Will this storied England always exist? Maybe not.
According to one Englishman, Nigel Farage, head of the United
Kingdom Independence Party (UKIP), England’s freedom is under severe threat. As
he explained in an exclusive interview with Fox News Opinion, “We’re seeing the
abolition of the UK as a nation.”
The enemy of the UK, as Farage sees it, is a foreign foe. But
interestingly, it’s not a foreign military foe -- it’s a foreign bureaucratic
foe -- the European Union (EU).
To most Americans, the EU is a hulking abstraction; it’s an
agglomeration of 28 countries and more than 500 million people, from Finland in
the north to Greece in the south, from Bulgaria in the east to Portugal in the
west. The capital of the EU is Brussels, Belgium, which has now become a boom
city for bureaucrats, lobbyists, and favor-seekers -- think Washington, D.C. on
steroids.
And somewhere, on the fringe of it all, is the UK -- it’s one of
those 28 EU-member states.And that’s the problem: If the UK is just one of 28
states, submerged in a new continental superstate, how much independence can it
have?
Farage estimates that 75 percent of the laws that affect Britons
are now made in Brussels, not London. As he puts it, “English politics are now
irrelevant to the corner store on High Street”—their term for Main Street.

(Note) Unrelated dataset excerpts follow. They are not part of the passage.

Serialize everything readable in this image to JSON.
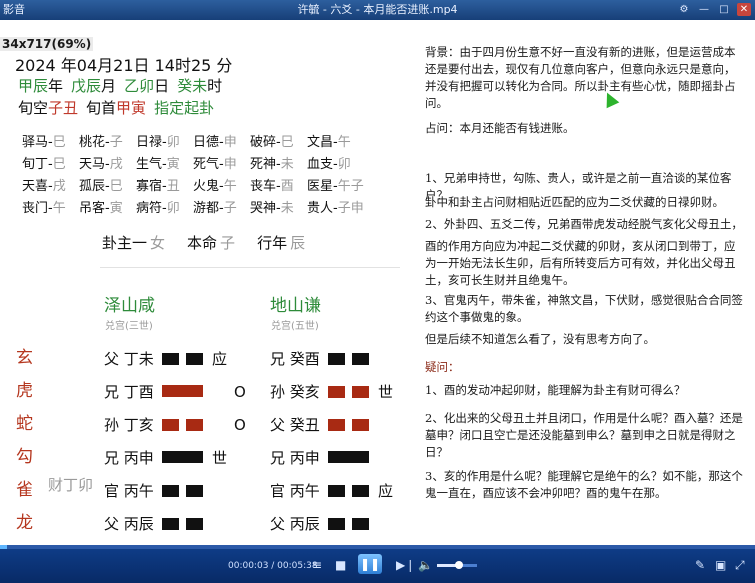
{
  "window": {
    "app_label": "影音",
    "title": "许毓 - 六爻 - 本月能否进账.mp4"
  },
  "overlay": {
    "resolution": "34x717(69%)"
  },
  "chart": {
    "datetime": "2024 年04月21日 14时25 分",
    "ganzhi": [
      {
        "gz": "甲辰",
        "unit": "年"
      },
      {
        "gz": "戊辰",
        "unit": "月"
      },
      {
        "gz": "乙卯",
        "unit": "日"
      },
      {
        "gz": "癸未",
        "unit": "时"
      }
    ],
    "xunkong_label": "旬空",
    "xunkong_value": "子丑",
    "xunshou_label": "旬首",
    "xunshou_value": "甲寅",
    "specify_link": "指定起卦",
    "shensha": [
      [
        {
          "n": "驿马-",
          "v": "巳"
        },
        {
          "n": "桃花-",
          "v": "子"
        },
        {
          "n": "日禄-",
          "v": "卯"
        },
        {
          "n": "日德-",
          "v": "申"
        },
        {
          "n": "破碎-",
          "v": "巳"
        },
        {
          "n": "文昌-",
          "v": "午"
        }
      ],
      [
        {
          "n": "旬丁-",
          "v": "巳"
        },
        {
          "n": "天马-",
          "v": "戌"
        },
        {
          "n": "生气-",
          "v": "寅"
        },
        {
          "n": "死气-",
          "v": "申"
        },
        {
          "n": "死神-",
          "v": "未"
        },
        {
          "n": "血支-",
          "v": "卯"
        }
      ],
      [
        {
          "n": "天喜-",
          "v": "戌"
        },
        {
          "n": "孤辰-",
          "v": "巳"
        },
        {
          "n": "寡宿-",
          "v": "丑"
        },
        {
          "n": "火鬼-",
          "v": "午"
        },
        {
          "n": "丧车-",
          "v": "酉"
        },
        {
          "n": "医星-",
          "v": "午子"
        }
      ],
      [
        {
          "n": "丧门-",
          "v": "午"
        },
        {
          "n": "吊客-",
          "v": "寅"
        },
        {
          "n": "病符-",
          "v": "卯"
        },
        {
          "n": "游都-",
          "v": "子"
        },
        {
          "n": "哭神-",
          "v": "未"
        },
        {
          "n": "贵人-",
          "v": "子申"
        }
      ]
    ],
    "guazhu": [
      {
        "n": "卦主一",
        "v": "女"
      },
      {
        "n": "本命",
        "v": "子"
      },
      {
        "n": "行年",
        "v": "辰"
      }
    ],
    "main_gua": {
      "name": "泽山咸",
      "palace": "兑宫(三世)"
    },
    "changed_gua": {
      "name": "地山谦",
      "palace": "兑宫(五世)"
    },
    "liushen": [
      "玄",
      "虎",
      "蛇",
      "勾",
      "雀",
      "龙"
    ],
    "fushen": "财丁卯",
    "main_lines": [
      {
        "label": "父 丁未",
        "type": "yin",
        "moving": false,
        "mark": "应"
      },
      {
        "label": "兄 丁酉",
        "type": "yang",
        "moving": true,
        "mark": "O"
      },
      {
        "label": "孙 丁亥",
        "type": "yin",
        "moving": true,
        "mark": "O"
      },
      {
        "label": "兄 丙申",
        "type": "yang",
        "moving": false,
        "mark": "世"
      },
      {
        "label": "官 丙午",
        "type": "yin",
        "moving": false,
        "mark": ""
      },
      {
        "label": "父 丙辰",
        "type": "yin",
        "moving": false,
        "mark": ""
      }
    ],
    "changed_lines": [
      {
        "label": "兄 癸酉",
        "type": "yin",
        "red": false,
        "mark": ""
      },
      {
        "label": "孙 癸亥",
        "type": "yin",
        "red": true,
        "mark": "世"
      },
      {
        "label": "父 癸丑",
        "type": "yin",
        "red": true,
        "mark": ""
      },
      {
        "label": "兄 丙申",
        "type": "yang",
        "red": false,
        "mark": ""
      },
      {
        "label": "官 丙午",
        "type": "yin",
        "red": false,
        "mark": "应"
      },
      {
        "label": "父 丙辰",
        "type": "yin",
        "red": false,
        "mark": ""
      }
    ]
  },
  "notes": {
    "background": "背景：由于四月份生意不好一直没有新的进账，但是运营成本还是要付出去，现仅有几位意向客户，但意向永远只是意向，并没有把握可以转化为合同。所以卦主有些心忧，随即摇卦占问。",
    "question": "占问：本月还能否有钱进账。",
    "p1": "1、兄弟申持世，勾陈、贵人，或许是之前一直洽谈的某位客户？",
    "p1b": "卦中和卦主占问财相贴近匹配的应为二爻伏藏的日禄卯财。",
    "p2": "2、外卦四、五爻二传，兄弟酉带虎发动经脱气亥化父母丑土，",
    "p2b": "酉的作用方向应为冲起二爻伏藏的卯财，亥从闭口到带丁，应为一开始无法长生卯，后有所转变后方可有效，并化出父母丑土，亥可长生财并且绝鬼午。",
    "p3": "3、官鬼丙午，带朱雀，神煞文昌，下伏财，感觉很贴合合同签约这个事做鬼的象。",
    "p3b": "但是后续不知道怎么看了，没有思考方向了。",
    "doubt_title": "疑问：",
    "d1": "1、酉的发动冲起卯财，能理解为卦主有财可得么？",
    "d2": "2、化出来的父母丑土并且闭口，作用是什么呢？酉入墓？还是墓申？闭口且空亡是还没能墓到申么？墓到申之日就是得财之日？",
    "d3": "3、亥的作用是什么呢？能理解它是绝午的么？如不能，那这个鬼一直在，酉应该不会冲卯吧？酉的鬼午在那。"
  },
  "player": {
    "time": "00:00:03 / 00:05:38",
    "progress": 0.009,
    "volume": 0.55
  }
}
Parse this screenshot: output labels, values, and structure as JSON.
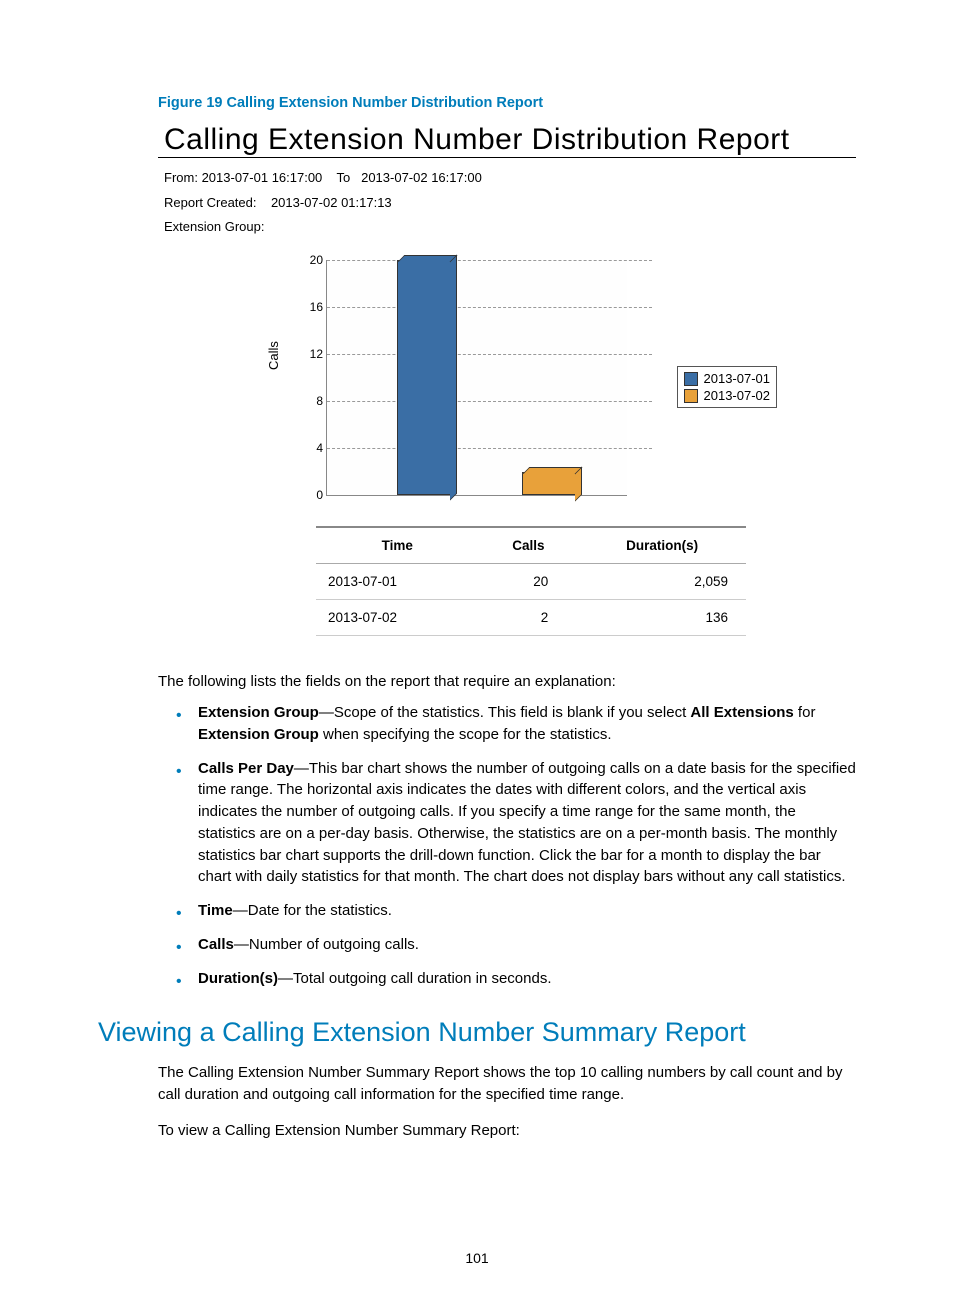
{
  "figure_caption": "Figure 19 Calling Extension Number Distribution Report",
  "report": {
    "title": "Calling Extension Number Distribution Report",
    "from_label": "From:",
    "from_value": "2013-07-01 16:17:00",
    "to_label": "To",
    "to_value": "2013-07-02 16:17:00",
    "created_label": "Report  Created:",
    "created_value": "2013-07-02 01:17:13",
    "ext_group_label": "Extension Group:",
    "ext_group_value": ""
  },
  "chart_data": {
    "type": "bar",
    "ylabel": "Calls",
    "ylim": [
      0,
      20
    ],
    "yticks": [
      0,
      4,
      8,
      12,
      16,
      20
    ],
    "series": [
      {
        "name": "2013-07-01",
        "value": 20,
        "color": "#3a6ea5"
      },
      {
        "name": "2013-07-02",
        "value": 2,
        "color": "#e8a13a"
      }
    ]
  },
  "table": {
    "headers": [
      "Time",
      "Calls",
      "Duration(s)"
    ],
    "rows": [
      [
        "2013-07-01",
        "20",
        "2,059"
      ],
      [
        "2013-07-02",
        "2",
        "136"
      ]
    ]
  },
  "intro_text": "The following lists the fields on the report that require an explanation:",
  "bullets": [
    {
      "term": "Extension Group",
      "desc": "—Scope of the statistics. This field is blank if you select ",
      "bold2": "All Extensions",
      "desc2": " for ",
      "bold3": "Extension Group",
      "desc3": " when specifying the scope for the statistics."
    },
    {
      "term": "Calls Per Day",
      "desc": "—This bar chart shows the number of outgoing calls on a date basis for the specified time range. The horizontal axis indicates the dates with different colors, and the vertical axis indicates the number of outgoing calls. If you specify a time range for the same month, the statistics are on a per-day basis. Otherwise, the statistics are on a per-month basis. The monthly statistics bar chart supports the drill-down function. Click the bar for a month to display the bar chart with daily statistics for that month. The chart does not display bars without any call statistics."
    },
    {
      "term": "Time",
      "desc": "—Date for the statistics."
    },
    {
      "term": "Calls",
      "desc": "—Number of outgoing calls."
    },
    {
      "term": "Duration(s)",
      "desc": "—Total outgoing call duration in seconds."
    }
  ],
  "section_heading": "Viewing a Calling Extension Number Summary Report",
  "section_p1": "The Calling Extension Number Summary Report shows the top 10 calling numbers by call count and by call duration and outgoing call information for the specified time range.",
  "section_p2": "To view a Calling Extension Number Summary Report:",
  "page_number": "101"
}
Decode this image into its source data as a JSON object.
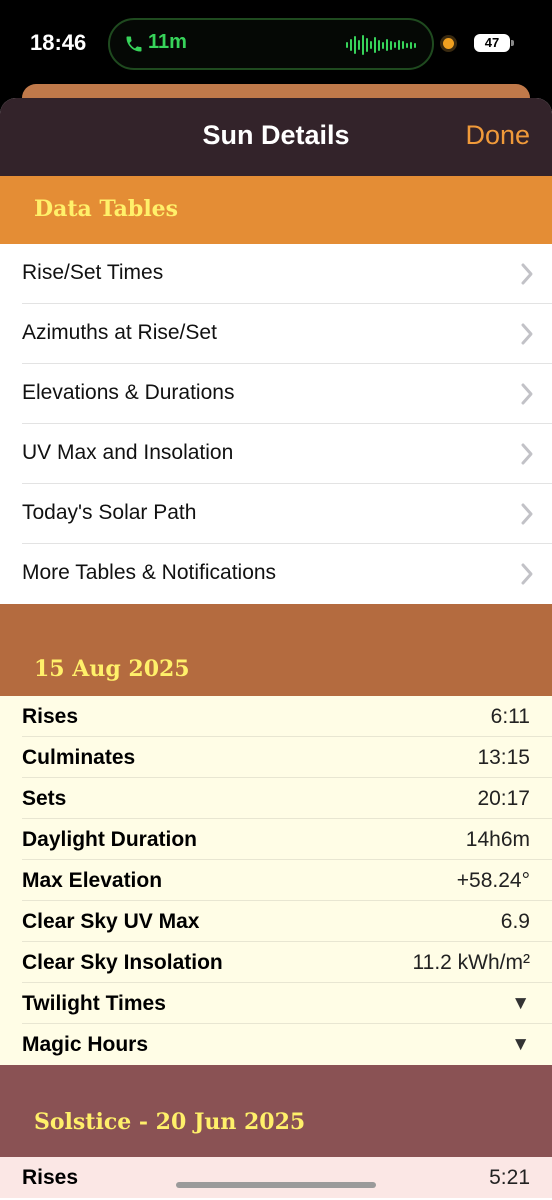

Important decisions are being made by “figures that nobody in England voted
for, and, indeed, cannot name.”
Just last month, the EU banned high-powered vacuum cleaners, on
the theory that too much energy consumption could contribute to “global
warming.” This new EU directive, which supersedes national law and precedent,
comes on top of earlier dictates from the EU covering televisions, washing
machines, and refrigerators. And as the UK Telegraph newspaper
reports, the EU will soon be going further:
"A study ordered by the European Commission has identified
up to 30 electrical appliances including lawn mowers, smart phones and kettles
that could be covered by the EU’s Ecodesign directive outlawing high-wattage
devices."
In other words, in the view of Farage and an increasing number
of Britons in the UKIP movement, the EU is more than an abstraction -- it’s a
very real threat. Farage warns, “The EU is bureaucratic and anti-democratic. It
is utterly taking away the ability of nations, including the UK, to determine
their own future.”
“You Americans,” Farage continues, “are right to fear big
government.” But, he adds, “Americans can vote to change their government.” In
today’s UK, he says, it’s different: “Our situation is very much worse.”